In middle school Cassidy told classmates she was gay to try to blend in. It wasn't until her sophomore year that she publicly dressed as a girl — on Halloween.
This year, as a senior, she came to school as herself. The school's staff encouraged her and she received mostly positive responses from students.
On Friday, her classmates chanted her name as she walked over to accept her prize in a green and pale pink gown.
"I'm speechless. I can't even believe this," Cassidy said. "I'm so proud of my school, my administration and the student body for making this happen."
Cassidy said she wants to become more involved in the lesbian, gay, bisexual and transgender community. And she hopes her victory inspires other teens struggling with their identities.
The crowning of Cassidy comes shortly after a new law was passed in California allowing transgender students to choose which school restrooms they use and whether to play boys or girls sports.
An effort to overturn the new law got a boost Friday when a major player in the passage of California's now-defunct same-sex marriage ban threw its support behind the campaign.
The National Organization for Marriage announced it was working with another conservative group, the Capitol Resource Institute, to repeal the law at the ballot box. The marriage group provided early fundraising and organizing for the 2008 ballot initiative that outlawed same-sex marriages, known as Proposition 8.

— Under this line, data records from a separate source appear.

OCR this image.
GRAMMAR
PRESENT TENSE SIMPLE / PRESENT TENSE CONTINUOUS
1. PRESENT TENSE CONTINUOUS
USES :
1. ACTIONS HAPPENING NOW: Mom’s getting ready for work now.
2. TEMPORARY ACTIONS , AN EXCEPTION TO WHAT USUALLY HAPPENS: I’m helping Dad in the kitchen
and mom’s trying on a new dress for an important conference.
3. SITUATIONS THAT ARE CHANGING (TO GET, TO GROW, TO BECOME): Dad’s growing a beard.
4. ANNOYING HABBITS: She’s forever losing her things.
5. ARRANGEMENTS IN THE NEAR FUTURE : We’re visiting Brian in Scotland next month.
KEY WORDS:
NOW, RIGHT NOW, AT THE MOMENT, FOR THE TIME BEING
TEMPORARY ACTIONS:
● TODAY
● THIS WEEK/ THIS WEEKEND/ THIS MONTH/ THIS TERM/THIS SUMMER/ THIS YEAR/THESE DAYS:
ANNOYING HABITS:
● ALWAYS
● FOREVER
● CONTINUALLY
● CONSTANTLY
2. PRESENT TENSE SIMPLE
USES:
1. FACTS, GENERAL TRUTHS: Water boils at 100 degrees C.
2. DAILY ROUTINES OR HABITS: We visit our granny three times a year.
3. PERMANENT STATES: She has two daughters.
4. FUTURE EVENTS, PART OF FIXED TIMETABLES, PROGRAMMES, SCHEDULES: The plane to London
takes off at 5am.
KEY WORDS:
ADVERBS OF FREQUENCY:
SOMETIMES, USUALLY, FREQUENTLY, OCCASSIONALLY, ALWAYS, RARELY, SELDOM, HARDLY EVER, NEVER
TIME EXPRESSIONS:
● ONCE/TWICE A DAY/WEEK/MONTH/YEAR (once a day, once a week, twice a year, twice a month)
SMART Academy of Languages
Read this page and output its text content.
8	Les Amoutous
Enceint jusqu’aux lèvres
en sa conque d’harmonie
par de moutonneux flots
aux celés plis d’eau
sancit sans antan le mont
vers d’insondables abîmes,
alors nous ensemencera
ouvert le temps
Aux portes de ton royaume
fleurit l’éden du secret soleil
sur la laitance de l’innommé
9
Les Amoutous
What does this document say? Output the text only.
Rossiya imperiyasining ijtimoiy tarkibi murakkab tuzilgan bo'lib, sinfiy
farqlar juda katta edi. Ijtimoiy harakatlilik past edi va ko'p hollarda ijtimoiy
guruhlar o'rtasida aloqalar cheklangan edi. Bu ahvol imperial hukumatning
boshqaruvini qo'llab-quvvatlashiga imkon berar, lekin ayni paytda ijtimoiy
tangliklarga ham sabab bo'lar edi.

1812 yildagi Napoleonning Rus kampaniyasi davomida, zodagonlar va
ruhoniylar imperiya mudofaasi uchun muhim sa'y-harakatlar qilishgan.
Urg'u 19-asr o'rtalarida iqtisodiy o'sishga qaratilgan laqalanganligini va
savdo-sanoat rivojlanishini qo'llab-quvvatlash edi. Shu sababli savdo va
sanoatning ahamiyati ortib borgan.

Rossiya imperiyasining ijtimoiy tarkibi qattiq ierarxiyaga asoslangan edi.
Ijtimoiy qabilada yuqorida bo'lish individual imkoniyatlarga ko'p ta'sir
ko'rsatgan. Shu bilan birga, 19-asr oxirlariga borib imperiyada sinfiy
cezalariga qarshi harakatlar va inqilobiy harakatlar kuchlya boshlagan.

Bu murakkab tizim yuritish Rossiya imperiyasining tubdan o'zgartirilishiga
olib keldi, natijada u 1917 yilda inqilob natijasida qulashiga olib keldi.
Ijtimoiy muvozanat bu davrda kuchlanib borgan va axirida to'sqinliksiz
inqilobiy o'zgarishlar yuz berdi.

Opponents of the transgender student law have until Nov. 8 to gather the signatures of 504,760 registered voters to place a referendum on the November 2014 ballot that would nullify the statute.
The National Organization for Marriage is encouraging its members to help circulate petitions and to give money that could be used to hire professional signature-gatherers.
The political strategist who ran the successful Proposition 8 campaign, Frank Schubert, has signed on to manage the referendum campaign. Noting that no one has ever qualified a referendum in California using only volunteers, Schubert said "it's a virtual certainty" the campaign will hire paid petition-circulators to supplement work already going on at churches statewide.
"We are actively talking with donors about helping to fund that," said Schubert, who has also served as NOM's national political director. "A referendum is a very hard thing to do. It's definitely an uphill thing."
After passage of Proposition 8, Schubert led successful campaigns to block same-sex marriages in Maine and to pass a constitutional amendment similar to Proposition 8 in North Carolina. Last November, he oversaw four unsuccessful efforts to keep gay unions from being legalized in Maine, Maryland, Minnesota and Washington.
California last month became the first state to spell out the rights of transgender K-12 students in state law when Gov. Jerry Brown signed AB1266. The statute requires public schools to allow students to participate in sex-segregated programs, activities and facilities based on self-perception of gender instead of birth gender or transition status.
Supporters said the law will help reduce bullying and discrimination against transgender students. Families of transgender students have been waging battles with school districts across the country over what restrooms and locker rooms their children can use. The disagreements have sometimes landed in court.
Equality California Executive Director John O'Connor, whose organization co-sponsored AB1266 and helped lead the campaign to defeat Proposition 8 in 2008, said civil rights groups were closely watching and would be ready to respond if the proposed referendum makes the ballot.
"Frank Schubert has built a political career on these anti-LGBT measures that divide people and perhaps years ago he had some success," O'Connor said. "We have turned the corner. The public is solidly in favor of LGBT equality now."
Schubert said qualifying the referendum for the ballot will be difficult, but he thinks it would pass easily if put before voters.
"This is not a law people support by a long-shot," he said. "This is an attempt to hijack an issue that may be legitimate for a small number of people and use it to impose a statewide mandate in pursuit of a larger political agenda ... to strip society of all gender norms so there is no difference between men and women."